Gary’s love affair with two wheels intensified exponentially into his middle and high school years. “All of the ditches on my bike route to school had little jumps and berms that I built,” he remembers. “Sometimes I’d even bring a shovel to school so I could fix things up on my way home.”

“As often as I could convince her, my mom would shuttle me to the top of Post Canyon or Syncline, two of our local trail systems,” he says. “She’d drop me off and meet me at the bottom after I’d rip down. She knew—maybe even before I did—what mountain biking meant to me. And she supported me in every way,” he remembers. 

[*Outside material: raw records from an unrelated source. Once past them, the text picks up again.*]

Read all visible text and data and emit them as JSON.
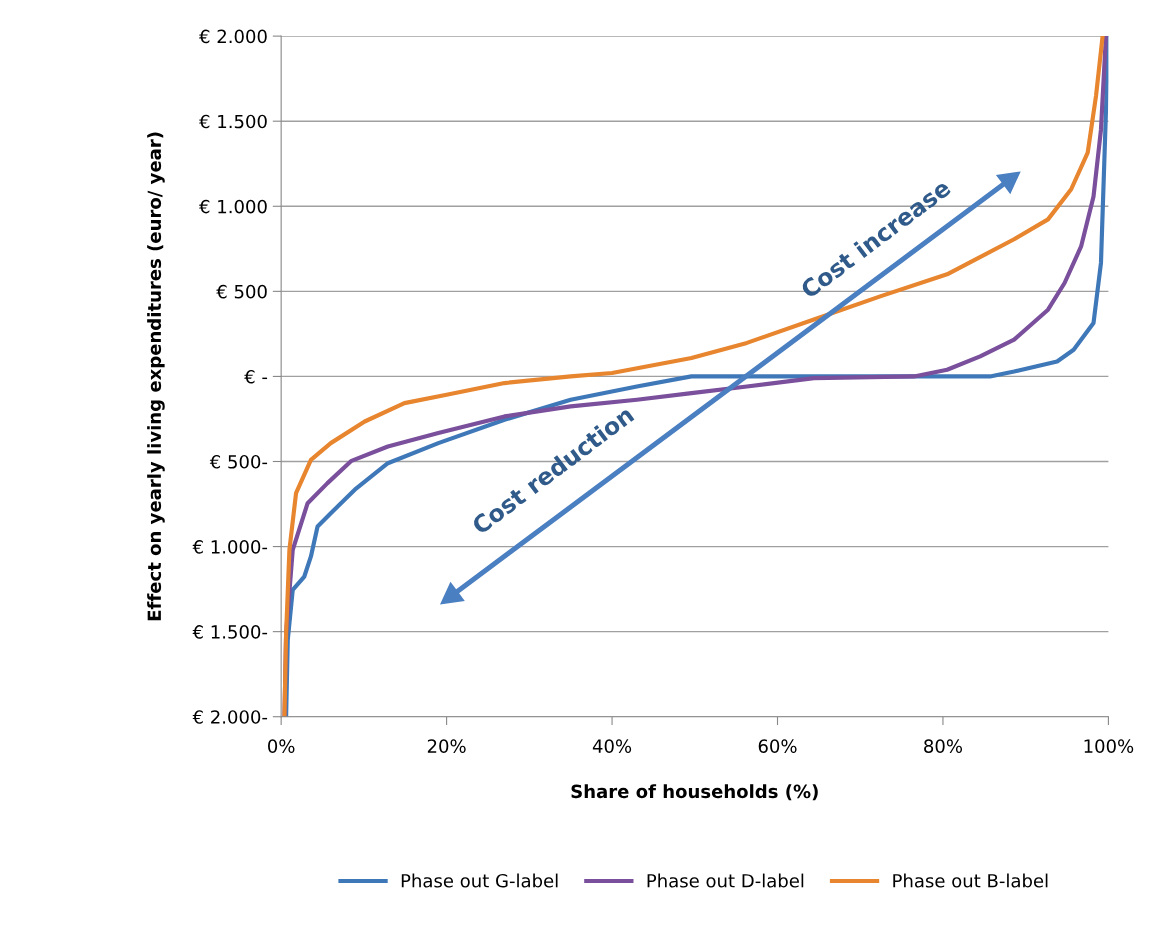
{
  "chart_data": {
    "type": "line",
    "xlabel": "Share of households (%)",
    "ylabel": "Effect on yearly living expenditures (euro/ year)",
    "xlim": [
      0,
      100
    ],
    "xticks": [
      {
        "value": 0,
        "label": "0%"
      },
      {
        "value": 20,
        "label": "20%"
      },
      {
        "value": 40,
        "label": "40%"
      },
      {
        "value": 60,
        "label": "60%"
      },
      {
        "value": 80,
        "label": "80%"
      },
      {
        "value": 100,
        "label": "100%"
      }
    ],
    "ylim": [
      -2000,
      2000
    ],
    "yticks": [
      {
        "value": 2000,
        "label": "€ 2.000"
      },
      {
        "value": 1500,
        "label": "€ 1.500"
      },
      {
        "value": 1000,
        "label": "€ 1.000"
      },
      {
        "value": 500,
        "label": "€ 500"
      },
      {
        "value": 0,
        "label": "€ -"
      },
      {
        "value": -500,
        "label": "€ 500-"
      },
      {
        "value": -1000,
        "label": "€ 1.000-"
      },
      {
        "value": -1500,
        "label": "€ 1.500-"
      },
      {
        "value": -2000,
        "label": "€ 2.000-"
      }
    ],
    "grid": "y",
    "legend": "bottom",
    "marker": "none",
    "line_style": "solid",
    "annotations": [
      "Cost increase",
      "Cost reduction"
    ],
    "series": [
      {
        "name": "Phase out G-label",
        "color": "#3f78b8",
        "x": [
          0.6,
          0.8,
          1.4,
          2.8,
          3.6,
          4.4,
          6,
          8.9,
          12.9,
          19,
          27,
          35,
          43,
          49.6,
          85.7,
          88.6,
          93.8,
          95.8,
          98.2,
          99.1,
          99.5,
          100
        ],
        "values": [
          -2000,
          -1548,
          -1254,
          -1176,
          -1058,
          -882,
          -804,
          -666,
          -510,
          -392,
          -255,
          -137,
          -59,
          0,
          0,
          29,
          88,
          157,
          314,
          667,
          1254,
          2000
        ]
      },
      {
        "name": "Phase out D-label",
        "color": "#7a4f9c",
        "x": [
          0.4,
          0.6,
          1.4,
          3.2,
          5.6,
          8.5,
          12.9,
          19,
          27,
          35,
          43,
          49.6,
          56.3,
          64.4,
          76.5,
          80.5,
          84.5,
          88.6,
          92.7,
          94.7,
          96.7,
          98.2,
          99.1,
          99.7
        ],
        "values": [
          -2000,
          -1509,
          -1019,
          -745,
          -627,
          -496,
          -412,
          -333,
          -235,
          -176,
          -137,
          -98,
          -59,
          -10,
          0,
          39,
          118,
          216,
          392,
          549,
          764,
          1058,
          1450,
          2000
        ]
      },
      {
        "name": "Phase out B-label",
        "color": "#e8852f",
        "x": [
          0.4,
          0.6,
          1.0,
          1.8,
          3.6,
          6.0,
          10.1,
          14.9,
          20,
          27,
          35,
          40,
          49.6,
          56.3,
          64.4,
          72.5,
          80.5,
          88.6,
          92.7,
          95.5,
          97.5,
          98.5,
          99.3
        ],
        "values": [
          -2000,
          -1509,
          -1019,
          -686,
          -490,
          -392,
          -265,
          -157,
          -108,
          -39,
          0,
          20,
          108,
          197,
          335,
          472,
          600,
          806,
          923,
          1100,
          1315,
          1648,
          2000
        ]
      }
    ]
  }
}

“One time,” he says as his eyes light up, “I was at the bottom of Syncline waiting for her. She was taking longer than usual and I had just started to pedal back up towards her when she came around the corner in her tiny Toyota Camry with a turkey in the backseat. ‘Mom!’ I said, lost for words, ‘…what?!’ She casually told me she had pulled over on her way down and shot it with her crossbow. She was just like that.”

It wasn’t long before Gary fell in with the local crew of trailbuilders. “The Post Canyon I grew up in was full of massive jumps and built features,” Gary says. “Those guys would send it then build it bigger then send again.” By far the youngest member of the crew, they took Gary under their wing and together, Post Canyon began to transform and attract more attention from big-air freeriders all over the country.

If You Build it, They Will Come

For years after high school, Gary worked at the local bike shop, built trail, and raced professionally, rinse and repeat (punctuated by three outrageously snowy ski bum winters in Jackson Hole, Wyoming). “But it just wasn’t quite doing it for me,” he reflects. He started teaching mountain biking to the kids he was ski race coaching on Mt. Hood in the winters. 

Later in the morning, we leave the garage and walk across the driveway where a 15 passenger van and a short school bus, both painted matte black and emblazoned with SCHOOL OF SEND stickers are parked behind some evergreens. “The mountain bike camps I was coaching kind of felt like an afterthought to ski racing; something to keep the kids engaged in the summer,” he says as he balances his coffee mug on the hand-welded ladder that accesses the mountain bike rack on the top of the bus. “After a few seasons of coaching, a handful of parents approached me and told me I could build it better; that I had their support.”

“That’s how School of Send was born.”

This year was year three for School of Send. After two immensely successful years of teaching kids ages 4 to 16 everything from rolling over a small root to safely assessing and clearing a 14’ gap jump, Gary was poised to double the size of his business this year. But then COVID-19 came along. 

“Even though I technically could have run my camps, I just knew we couldn’t do it right,” Gary says about the tough decision he made. “Our camps are all about high-fives and fist bumps. Sharing lunches and having fun on the shuttle ride up. And, when someone hits the dirt—as we all do when we’re working to progress—I want to be there to pick them back up and get them stoked to try it again,” he says. “So this year, I cancelled all of my camps, ran a few private lessons, and invested my energy somewhere else.”